Handheld devices like PDAs are a key technology at the TecO and build the base for many mobile computing and ubicomp projects. Since the introduction of these devices we did a lots of development and research in this area (see The PDA Projects).

User Interfaces

Ubiquitous Computing puts the computer interfaces in the environment - and changes the way users interact with the computer. Because ubicomp will radically change the way computer applications can interact with the user new HCI paradigms, User Interfaces Systems and Usability guidelines have to be developed. A prototype system, the UbicompBrowser, demonstrates key concepts of such a new system.


There is more to context than location - For example, context is also the social situation the user actually was in. In this research area we try to find out what sensor information could be useful to detect situations and how applications could profit from this information.


Knowledge about the location of a person or device is useful for many applications in ubicomp. An examples is the routing of phone calls; to provide this service a user has to be located all around a building or area (absolute location). But even relative location, where only devices and persons in the direct proximity are detected (e.g. in a room) could be useful. One example is the ad-hoc meeting, supported by PDAs, where social communication is supported by PDAs. Our research in this area focuses on how to get this location information and how to present this information in the computer system.

Information Access

Ubicomp information access is one of the most exciting areas of research in ubicomp.
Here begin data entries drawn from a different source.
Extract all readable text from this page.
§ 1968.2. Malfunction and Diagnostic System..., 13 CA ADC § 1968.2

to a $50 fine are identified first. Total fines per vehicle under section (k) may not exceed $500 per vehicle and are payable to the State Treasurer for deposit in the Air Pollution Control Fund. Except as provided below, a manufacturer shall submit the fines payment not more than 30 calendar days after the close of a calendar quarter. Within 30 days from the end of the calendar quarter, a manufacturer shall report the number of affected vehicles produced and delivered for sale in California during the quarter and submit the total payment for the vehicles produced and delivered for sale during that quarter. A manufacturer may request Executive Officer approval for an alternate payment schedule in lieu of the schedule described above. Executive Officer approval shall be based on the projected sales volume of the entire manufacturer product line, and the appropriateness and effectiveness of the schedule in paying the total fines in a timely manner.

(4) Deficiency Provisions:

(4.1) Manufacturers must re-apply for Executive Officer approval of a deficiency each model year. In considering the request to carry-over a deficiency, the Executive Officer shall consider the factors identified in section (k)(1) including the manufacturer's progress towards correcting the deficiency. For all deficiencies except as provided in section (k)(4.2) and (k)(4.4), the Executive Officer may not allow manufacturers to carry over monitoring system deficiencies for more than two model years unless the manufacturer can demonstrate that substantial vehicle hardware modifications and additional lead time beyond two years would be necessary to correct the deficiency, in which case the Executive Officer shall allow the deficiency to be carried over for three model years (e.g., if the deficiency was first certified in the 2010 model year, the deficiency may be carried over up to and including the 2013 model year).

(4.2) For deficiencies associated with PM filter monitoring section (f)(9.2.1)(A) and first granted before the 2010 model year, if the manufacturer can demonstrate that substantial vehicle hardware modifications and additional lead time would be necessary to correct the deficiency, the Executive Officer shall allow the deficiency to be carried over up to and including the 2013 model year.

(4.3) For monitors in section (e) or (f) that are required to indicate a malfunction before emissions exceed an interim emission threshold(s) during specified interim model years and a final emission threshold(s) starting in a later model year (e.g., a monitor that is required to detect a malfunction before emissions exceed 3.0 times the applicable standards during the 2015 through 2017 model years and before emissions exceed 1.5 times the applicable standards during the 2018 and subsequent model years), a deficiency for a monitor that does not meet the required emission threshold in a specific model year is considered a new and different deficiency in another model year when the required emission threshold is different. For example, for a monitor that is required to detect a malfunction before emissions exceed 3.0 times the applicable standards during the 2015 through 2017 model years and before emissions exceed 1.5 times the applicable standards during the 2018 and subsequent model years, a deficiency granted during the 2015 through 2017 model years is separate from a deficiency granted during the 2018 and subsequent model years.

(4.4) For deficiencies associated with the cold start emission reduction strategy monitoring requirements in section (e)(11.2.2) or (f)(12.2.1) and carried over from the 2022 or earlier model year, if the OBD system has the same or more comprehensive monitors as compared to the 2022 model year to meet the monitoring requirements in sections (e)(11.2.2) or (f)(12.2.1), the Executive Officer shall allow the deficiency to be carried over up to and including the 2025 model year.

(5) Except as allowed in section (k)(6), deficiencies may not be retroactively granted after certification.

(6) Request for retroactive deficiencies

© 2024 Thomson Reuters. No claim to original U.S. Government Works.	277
Ubicomp environments give a lot of possibilities to retrieve, to input and to output information, so combining only these possibilities leads to a lot of new challenges for new applications. Different information access scenarios are built to find out how information access works in ubicomp scenarios.


When building global communication and network infrastructures and "computerizing" the user as described in ubicomp the question of privacy arises. Technologies like active badges or even GSM mobile phones enable computer systems to track any person using such technologies. We think these issue of privacy and security as well as individualism is underestimated by current ubicomp proposals and collides with the real world. As a solution we suggest a concept that integrates a personal device into Ubicomp to overcome these problems.


New network technologies like infrared or wireless radio communication need encryption technology to ensure security to its users. But available bandwidth of these networks is small and therefore a precious resource. Our ongoing research tries to find solutions, based on available and well introduced technologies.